To mediate between the airport and airlines, the CAA set an interim cap at £30.19 while it waited this summer to decide the price cap for the next five years.
Virgin Atlantic and British Airways’ owner IAG accused the London hub of “abusing its monopoly to fleece passengers,” saying that the fare increase would only benefit Heathrow’s shareholders.
According to Deighton, Heathrow’s push for a hike in fees would only improve the quality of the service, boosting the UK’s regional connectivity and passenger experience.
“Heathrow shareholder returns have been negative in real terms since 2006 and most years we have not been able to pay any dividends,” he added. “But it has delivered clear benefits for passengers.”
The chairman argued that increasing airport fees in the past kickstarted a £12bn investment programme which turned around the negative reputation Heathrow had in the 1990s and early 2000s.

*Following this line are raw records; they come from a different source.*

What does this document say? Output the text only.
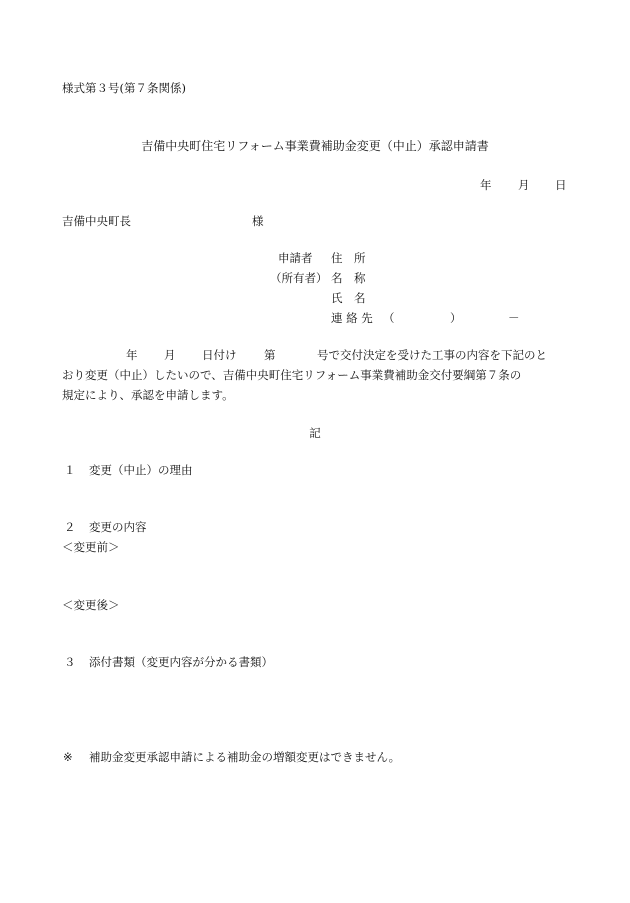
様式第３号(第７条関係)
吉備中央町住宅リフォーム事業費補助金変更（中止）承認申請書
年 月 日
吉備中央町長	様
申請者 住　所
（所有者） 名　称
氏　名
連 絡 先 （	）	－
年 月 日付け 第	号で交付決定を受けた工事の内容を下記のと
おり変更（中止）したいので、吉備中央町住宅リフォーム事業費補助金交付要綱第７条の
規定により、承認を申請します。
記
１ 変更（中止）の理由
２ 変更の内容
＜変更前＞
＜変更後＞
３ 添付書類（変更内容が分かる書類）
※ 補助金変更承認申請による補助金の増額変更はできません。
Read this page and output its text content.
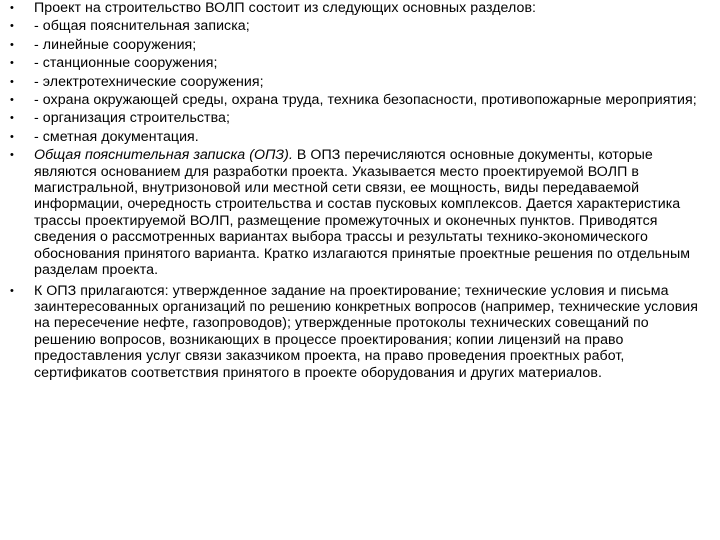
• Проект на строительство ВОЛП состоит из следующих основных разделов:
• - общая пояснительная записка;
• - линейные сооружения;
• - станционные сооружения;
• - электротехнические сооружения;
• - охрана окружающей среды, охрана труда, техника безопасности, противопожарные мероприятия;
• - организация строительства;
• - сметная документация.
• Общая пояснительная записка (ОПЗ). В ОПЗ перечисляются основные документы, которые являются основанием для разработки проекта. Указывается место проектируемой ВОЛП в магистральной, внутризоновой или местной сети связи, ее мощность, виды передаваемой информации, очередность строительства и состав пусковых комплексов. Дается характеристика трассы проектируемой ВОЛП, размещение промежуточных и оконечных пунктов. Приводятся сведения о рассмотренных вариантах выбора трассы и результаты технико-экономического обоснования принятого варианта. Кратко излагаются принятые проектные решения по отдельным разделам проекта.
• К ОПЗ прилагаются: утвержденное задание на проектирование; технические условия и письма заинтересованных организаций по решению конкретных вопросов (например, технические условия на пересечение нефте, газопроводов); утвержденные протоколы технических совещаний по решению вопросов, возникающих в процессе проектирования; копии лицензий на право предоставления услуг связи заказчиком проекта, на право проведения проектных работ, сертификатов соответствия принятого в проекте оборудования и других материалов.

“Now, over 80 per cent of flights depart within 15 minutes of schedule and over 80% of passengers have a “very good” or “excellent” experience,” he explained. “Passengers now rank Heathrow as one of the top 10 airports globally.”
Over the next five years, Deighton said, Heathrow will invest £4bn in passenger upgrade, including a new baggage system for Terminal 2 and streamlined security.
“We encourage our airlines to focus their efforts with us on working together to get people away on their journeys as smoothly as possible,” he concluded. “That is what is in the best interests of passengers.”